J’ai bien dit chacun ! Car, si le boulanger n’est pas au rendez-vous de ses baguettes matinales, si le rondier n’est pas à celui de ses réveils, si l’équipier de pont d’envol ne se trouve pas sous l’avion pour retirer ses saisines, si les mécaniciens des installation aviation n’ont pas vérifié dans la nuit les dilatations des catapultes - et je pourrais continuer ainsi longtemps compte tenu de tout ce que vous m’avez expliqué hier et ce matin - l’avion ne pourra partir en vol à l’heure prévue. Et la mission ne pourra se dérouler de manière optimale. Et donc l'effet recherché, ce pour quoi vous êtes à bord, ne pourra pas être atteint.
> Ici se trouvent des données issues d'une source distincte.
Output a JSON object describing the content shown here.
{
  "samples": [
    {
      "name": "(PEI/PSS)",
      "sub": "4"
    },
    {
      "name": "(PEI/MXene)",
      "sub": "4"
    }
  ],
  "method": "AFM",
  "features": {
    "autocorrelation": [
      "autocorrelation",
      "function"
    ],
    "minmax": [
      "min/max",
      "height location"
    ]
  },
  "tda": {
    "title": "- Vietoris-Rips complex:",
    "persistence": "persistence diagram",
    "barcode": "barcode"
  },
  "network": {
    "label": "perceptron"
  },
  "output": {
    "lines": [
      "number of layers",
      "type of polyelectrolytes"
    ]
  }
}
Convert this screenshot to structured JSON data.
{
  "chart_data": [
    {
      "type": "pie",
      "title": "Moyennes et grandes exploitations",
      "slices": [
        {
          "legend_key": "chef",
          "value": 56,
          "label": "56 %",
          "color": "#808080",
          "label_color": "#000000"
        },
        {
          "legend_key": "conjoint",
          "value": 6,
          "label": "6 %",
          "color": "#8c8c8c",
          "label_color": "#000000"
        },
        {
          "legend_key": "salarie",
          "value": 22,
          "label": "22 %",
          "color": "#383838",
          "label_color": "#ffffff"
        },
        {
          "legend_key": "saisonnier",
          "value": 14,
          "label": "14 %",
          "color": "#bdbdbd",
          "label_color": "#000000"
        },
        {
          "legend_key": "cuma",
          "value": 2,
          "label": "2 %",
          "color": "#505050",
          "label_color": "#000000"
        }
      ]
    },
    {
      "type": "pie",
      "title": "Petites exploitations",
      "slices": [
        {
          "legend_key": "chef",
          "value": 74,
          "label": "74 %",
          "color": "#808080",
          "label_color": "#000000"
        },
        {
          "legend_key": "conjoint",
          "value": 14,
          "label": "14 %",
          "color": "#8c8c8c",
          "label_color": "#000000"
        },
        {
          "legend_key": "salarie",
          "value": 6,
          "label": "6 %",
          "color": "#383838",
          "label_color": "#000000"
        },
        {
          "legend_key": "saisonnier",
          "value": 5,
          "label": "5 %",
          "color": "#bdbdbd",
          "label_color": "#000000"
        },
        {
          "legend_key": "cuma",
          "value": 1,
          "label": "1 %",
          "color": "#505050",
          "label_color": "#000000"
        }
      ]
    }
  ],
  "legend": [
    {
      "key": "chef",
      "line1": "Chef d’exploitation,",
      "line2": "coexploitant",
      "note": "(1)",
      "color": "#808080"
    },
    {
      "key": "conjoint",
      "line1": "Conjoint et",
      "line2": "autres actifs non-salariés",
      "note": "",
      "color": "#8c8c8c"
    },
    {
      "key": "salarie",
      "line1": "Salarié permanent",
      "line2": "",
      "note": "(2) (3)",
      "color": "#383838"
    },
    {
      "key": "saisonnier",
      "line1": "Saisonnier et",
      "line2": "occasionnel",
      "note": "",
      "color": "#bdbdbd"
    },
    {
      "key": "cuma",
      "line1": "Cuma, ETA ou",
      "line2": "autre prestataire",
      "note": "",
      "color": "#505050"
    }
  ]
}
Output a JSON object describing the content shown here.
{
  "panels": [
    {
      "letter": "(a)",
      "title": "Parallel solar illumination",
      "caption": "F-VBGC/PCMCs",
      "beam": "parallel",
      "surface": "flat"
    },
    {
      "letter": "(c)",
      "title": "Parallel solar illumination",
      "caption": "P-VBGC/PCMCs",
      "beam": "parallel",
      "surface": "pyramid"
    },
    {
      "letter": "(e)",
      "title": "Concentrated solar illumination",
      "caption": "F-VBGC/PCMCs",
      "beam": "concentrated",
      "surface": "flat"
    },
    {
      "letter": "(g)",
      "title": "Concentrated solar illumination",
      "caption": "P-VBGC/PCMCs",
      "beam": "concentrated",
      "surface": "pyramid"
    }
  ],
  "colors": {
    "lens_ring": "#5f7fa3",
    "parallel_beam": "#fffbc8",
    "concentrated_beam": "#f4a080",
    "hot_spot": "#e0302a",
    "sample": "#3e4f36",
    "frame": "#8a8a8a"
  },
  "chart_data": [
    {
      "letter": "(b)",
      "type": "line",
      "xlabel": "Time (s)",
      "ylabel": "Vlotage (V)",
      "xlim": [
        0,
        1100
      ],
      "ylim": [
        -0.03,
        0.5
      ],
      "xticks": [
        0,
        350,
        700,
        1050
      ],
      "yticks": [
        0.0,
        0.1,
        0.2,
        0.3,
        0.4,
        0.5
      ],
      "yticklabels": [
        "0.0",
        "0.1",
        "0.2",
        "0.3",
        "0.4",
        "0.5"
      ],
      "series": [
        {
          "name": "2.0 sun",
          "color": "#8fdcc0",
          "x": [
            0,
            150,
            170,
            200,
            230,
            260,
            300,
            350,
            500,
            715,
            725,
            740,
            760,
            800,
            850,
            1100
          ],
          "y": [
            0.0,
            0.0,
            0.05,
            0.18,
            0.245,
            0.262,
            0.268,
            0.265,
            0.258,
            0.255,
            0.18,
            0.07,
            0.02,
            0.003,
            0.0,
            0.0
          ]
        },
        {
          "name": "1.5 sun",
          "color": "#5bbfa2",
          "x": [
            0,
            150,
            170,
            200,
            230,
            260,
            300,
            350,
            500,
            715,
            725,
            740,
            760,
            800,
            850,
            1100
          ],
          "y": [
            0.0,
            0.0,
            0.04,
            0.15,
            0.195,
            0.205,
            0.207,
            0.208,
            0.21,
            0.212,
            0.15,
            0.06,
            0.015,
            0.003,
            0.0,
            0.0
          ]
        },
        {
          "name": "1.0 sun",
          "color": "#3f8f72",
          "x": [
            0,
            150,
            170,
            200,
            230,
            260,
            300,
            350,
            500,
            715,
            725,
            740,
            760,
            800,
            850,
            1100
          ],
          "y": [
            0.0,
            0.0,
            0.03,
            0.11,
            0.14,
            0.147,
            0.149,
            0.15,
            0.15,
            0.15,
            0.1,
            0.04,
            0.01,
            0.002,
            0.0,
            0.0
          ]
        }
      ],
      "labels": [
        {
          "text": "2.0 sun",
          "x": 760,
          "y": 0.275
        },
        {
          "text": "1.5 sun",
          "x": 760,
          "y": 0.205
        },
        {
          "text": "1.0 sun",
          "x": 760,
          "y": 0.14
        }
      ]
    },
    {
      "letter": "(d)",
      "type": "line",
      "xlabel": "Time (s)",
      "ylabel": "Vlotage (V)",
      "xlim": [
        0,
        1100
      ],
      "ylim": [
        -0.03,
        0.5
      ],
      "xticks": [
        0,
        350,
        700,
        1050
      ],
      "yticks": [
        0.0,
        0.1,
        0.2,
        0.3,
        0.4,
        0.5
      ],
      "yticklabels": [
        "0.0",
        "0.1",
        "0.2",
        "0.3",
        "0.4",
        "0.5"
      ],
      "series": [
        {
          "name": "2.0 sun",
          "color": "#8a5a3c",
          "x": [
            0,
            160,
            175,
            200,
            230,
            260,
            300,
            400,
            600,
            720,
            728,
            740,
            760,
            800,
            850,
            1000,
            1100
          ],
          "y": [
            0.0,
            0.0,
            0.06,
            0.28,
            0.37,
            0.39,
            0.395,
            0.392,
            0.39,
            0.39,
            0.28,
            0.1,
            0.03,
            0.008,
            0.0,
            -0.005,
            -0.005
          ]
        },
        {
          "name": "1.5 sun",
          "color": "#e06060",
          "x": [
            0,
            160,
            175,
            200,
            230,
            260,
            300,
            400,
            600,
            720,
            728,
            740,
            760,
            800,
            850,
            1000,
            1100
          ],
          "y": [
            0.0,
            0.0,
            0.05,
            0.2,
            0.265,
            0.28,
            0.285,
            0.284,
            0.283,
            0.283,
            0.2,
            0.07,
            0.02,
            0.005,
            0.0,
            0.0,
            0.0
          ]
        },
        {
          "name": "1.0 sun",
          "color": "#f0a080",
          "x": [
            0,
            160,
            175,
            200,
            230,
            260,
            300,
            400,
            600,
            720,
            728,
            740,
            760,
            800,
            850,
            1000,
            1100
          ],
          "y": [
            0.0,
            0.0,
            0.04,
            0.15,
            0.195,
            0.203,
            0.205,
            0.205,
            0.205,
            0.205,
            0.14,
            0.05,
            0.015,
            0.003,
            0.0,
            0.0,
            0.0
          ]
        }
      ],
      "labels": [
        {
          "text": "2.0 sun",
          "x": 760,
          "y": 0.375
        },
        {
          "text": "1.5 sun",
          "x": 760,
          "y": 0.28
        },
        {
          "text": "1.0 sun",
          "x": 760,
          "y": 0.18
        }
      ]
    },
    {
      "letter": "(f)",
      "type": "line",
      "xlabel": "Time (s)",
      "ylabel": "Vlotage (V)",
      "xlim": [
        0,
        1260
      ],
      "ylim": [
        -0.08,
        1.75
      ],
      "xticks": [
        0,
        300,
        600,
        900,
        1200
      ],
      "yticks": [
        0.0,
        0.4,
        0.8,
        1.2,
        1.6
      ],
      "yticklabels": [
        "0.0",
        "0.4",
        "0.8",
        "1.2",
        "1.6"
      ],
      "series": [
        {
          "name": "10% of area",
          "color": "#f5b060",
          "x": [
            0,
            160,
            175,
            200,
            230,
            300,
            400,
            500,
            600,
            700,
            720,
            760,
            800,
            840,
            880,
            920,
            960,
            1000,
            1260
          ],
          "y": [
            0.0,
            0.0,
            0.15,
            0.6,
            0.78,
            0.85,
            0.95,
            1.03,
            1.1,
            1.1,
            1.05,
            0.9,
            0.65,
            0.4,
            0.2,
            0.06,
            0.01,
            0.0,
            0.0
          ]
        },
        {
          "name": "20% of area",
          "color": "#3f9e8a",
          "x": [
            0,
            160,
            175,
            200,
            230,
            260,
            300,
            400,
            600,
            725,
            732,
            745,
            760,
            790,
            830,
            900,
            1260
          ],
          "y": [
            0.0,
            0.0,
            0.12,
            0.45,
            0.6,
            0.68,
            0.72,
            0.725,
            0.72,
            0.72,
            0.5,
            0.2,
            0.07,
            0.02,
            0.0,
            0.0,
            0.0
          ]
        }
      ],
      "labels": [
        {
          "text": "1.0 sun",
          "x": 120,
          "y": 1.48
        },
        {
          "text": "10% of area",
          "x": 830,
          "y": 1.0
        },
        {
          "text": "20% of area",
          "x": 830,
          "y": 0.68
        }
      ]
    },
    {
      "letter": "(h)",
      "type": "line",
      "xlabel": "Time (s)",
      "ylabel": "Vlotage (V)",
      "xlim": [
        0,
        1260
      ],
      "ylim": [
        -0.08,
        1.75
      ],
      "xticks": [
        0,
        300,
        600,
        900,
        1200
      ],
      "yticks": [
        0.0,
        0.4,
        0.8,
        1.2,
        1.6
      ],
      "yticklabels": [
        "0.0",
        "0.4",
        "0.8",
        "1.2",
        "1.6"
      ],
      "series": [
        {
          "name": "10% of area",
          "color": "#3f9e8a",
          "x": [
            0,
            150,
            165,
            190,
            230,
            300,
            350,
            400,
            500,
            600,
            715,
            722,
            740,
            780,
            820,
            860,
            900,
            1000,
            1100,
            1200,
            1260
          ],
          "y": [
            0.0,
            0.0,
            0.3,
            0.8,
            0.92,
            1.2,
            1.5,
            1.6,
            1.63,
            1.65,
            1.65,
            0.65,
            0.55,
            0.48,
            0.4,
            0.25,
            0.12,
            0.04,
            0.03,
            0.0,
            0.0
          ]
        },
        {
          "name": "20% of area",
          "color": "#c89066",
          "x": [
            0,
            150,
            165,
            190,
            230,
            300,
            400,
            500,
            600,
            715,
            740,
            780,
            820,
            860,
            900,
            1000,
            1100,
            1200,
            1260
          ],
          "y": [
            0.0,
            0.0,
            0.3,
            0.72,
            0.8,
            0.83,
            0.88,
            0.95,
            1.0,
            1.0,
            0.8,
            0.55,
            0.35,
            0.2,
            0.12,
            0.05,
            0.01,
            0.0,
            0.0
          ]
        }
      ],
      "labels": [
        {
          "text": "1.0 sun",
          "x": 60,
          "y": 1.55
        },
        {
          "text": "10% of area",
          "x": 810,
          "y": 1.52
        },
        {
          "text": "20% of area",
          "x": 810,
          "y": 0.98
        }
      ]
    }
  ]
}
La vérité, marins du Charles de Gaulle, c'est que la cohésion et la formation des marins, tout autant que la technologie la plus pointue, sont au cœur de l'efficacité de ce porte-avions. C'est cette alliance entre la compétence, la cohésion, la formation et la technologie qui garantit la puissance militaire et qui permet à la France d'être respectée. « Il n’est pas, sur le plan de l’action, de liens efficaces sans un peu de camaraderie, point de camaraderie sans un peu de vie commune » écrivait Marc Bloch dans « l’Etrange défaite ». En quelques heures à bord, j’ai eu le privilège de goûter une nouvelle fois à cet esprit d’équipage qu’à bien des égards, je vous envie.
Ce séjour parmi vous restera pour moi une très grande fierté et l’un des souvenirs les plus marquants de l’exercice de mes fonctions.
Je vous souhaite une pleine réussite pour votre déploiement FOCH 2020. Soyez assurés que la France vous regarde er qu’elle est fière de vous.
Soyez fiers de vous, fiers de ce que vous êtes et fiers de ce que vous faites parce que, même si nos compatriotes ont parfois une façon originale de l’exprimer, ils savent ce que vous faites. Ils savent ce que vous êtes et ils sont fiers de vous.